Climate change could have different effects on ice melt and brine rejection. Previous studies have suggested that as ice cover thins, it will become a weaker insulator, resulting in larger ice production during the autumn and winter. The consequent increase in winter brine rejection will drive ocean ventilation and strengthen the inflow of warm Atlantic waters. Studies of the last glacial maximum have indicated that a drastic reduction in the production of sea ice, and thus reduction of brine rejection, would result in the weakening of the stratification in the global deep oceans and in CO_{2} release into the shallow oceans and the atmosphere, triggering global deglaciation.

==Life in channels and surrounding waters==
Life in sea ice is energetically demanding, and sets limits at any hierarchical, organizational, and organismic level, ranging from molecules to everything that an organism does. Despite this fact, the brine-containing interstices and pockets found in sea ice host a variety of organisms, including bacteria, autotrophic and heterotrophic protists, microalgae, and metazoa.

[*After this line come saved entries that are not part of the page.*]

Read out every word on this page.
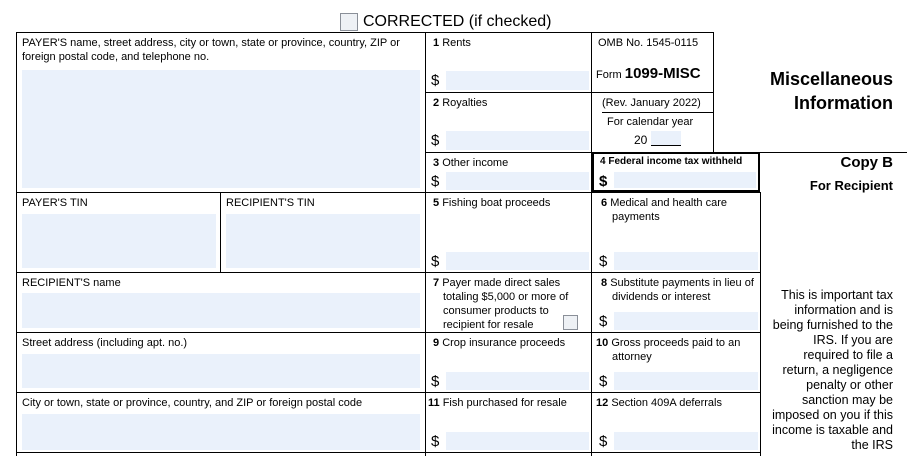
CORRECTED (if checked)
PAYER'S name, street address, city or town, state or province, country, ZIP or foreign postal code, and telephone no.
PAYER'S TIN	RECIPIENT'S TIN
RECIPIENT'S name
Street address (including apt. no.)
City or town, state or province, country, and ZIP or foreign postal code
1 Rents
$
2 Royalties
$
3 Other income
$
OMB No. 1545-0115
Form 1099-MISC
(Rev. January 2022)
For calendar year
20
4 Federal income tax withheld
$
Miscellaneous
Information
Copy B
For Recipient
5 Fishing boat proceeds
$
6 Medical and health care payments
$
7 Payer made direct sales totaling $5,000 or more of consumer products to recipient for resale
8 Substitute payments in lieu of dividends or interest
$
9 Crop insurance proceeds
$
10 Gross proceeds paid to an attorney
$
11 Fish purchased for resale
$
12 Section 409A deferrals
$
This is important tax information and is being furnished to the IRS. If you are required to file a return, a negligence penalty or other sanction may be imposed on you if this income is taxable and the IRS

== Brine rejection and the North Pacific Intermediate Water ==

Brine rejection plays a crucial role in ocean circulation. In coastal polynyas, it is the key to the ventilation of multiple water masses across both the Arctic and Antarctic. A coastal polynya is an area of open water surrounded by ice. The reason that coastal polynyas are the most active areas of brine rejection is that these waters often see offshore winds which give the water direct contact with cold air. This leads to heat loss and ice production. One area that is commonly studied to look at these impacts is the coastal polynyas of the Okhotsk Sea. The Okhotsk Sea has wide, shallow shelves, severe wintertime conditions, high background salinity, and easy summertime access, making it an ideal study location. There have been many studies done that look at the influence of brine rejection in the Okhotsk Sea.

In a paper done by Shcherbina et al. (2003), they analyze the influence of brine rejection well. Within the Okhotsk Sea, circulation is driven by the brine rejection that occurs in the winter months. As is typical for the rejection of brine, sea ice develops that is 70-90% fresher than seawater. The water underneath becomes saltier and colder, leading to an increase in density. This parcel of water in the Okhotsk Sea is referred to as dense shelf water (DSW). The saltier and colder a water parcel is, the denser it becomes, causing it to sink below other parcels of water. For this reason, the DSW will begin to sink within the water column. The parcel then moves southward along the coast of Sakhalin. From here, the water moves over into the Pacific and ventilates the North Pacific Intermediate Water (NPIW). The NPIW is known to be the densest water in the North Pacific, and it is a key water mass in ocean circulation.

Brine rejection has been shown to ventilate the North Pacific Ocean to a depth of 300-1,000 meters. Some studies have even shown it reaching mixing depths of 2,000 meters. The mixing and ventilation of the water column is key in helping to replenish the oxygen within intermediate waters. It can also lead to an upwelling of nutrients, which can influence productivity. An increase in primary production can lead to an increase in other organisms from krill to whales.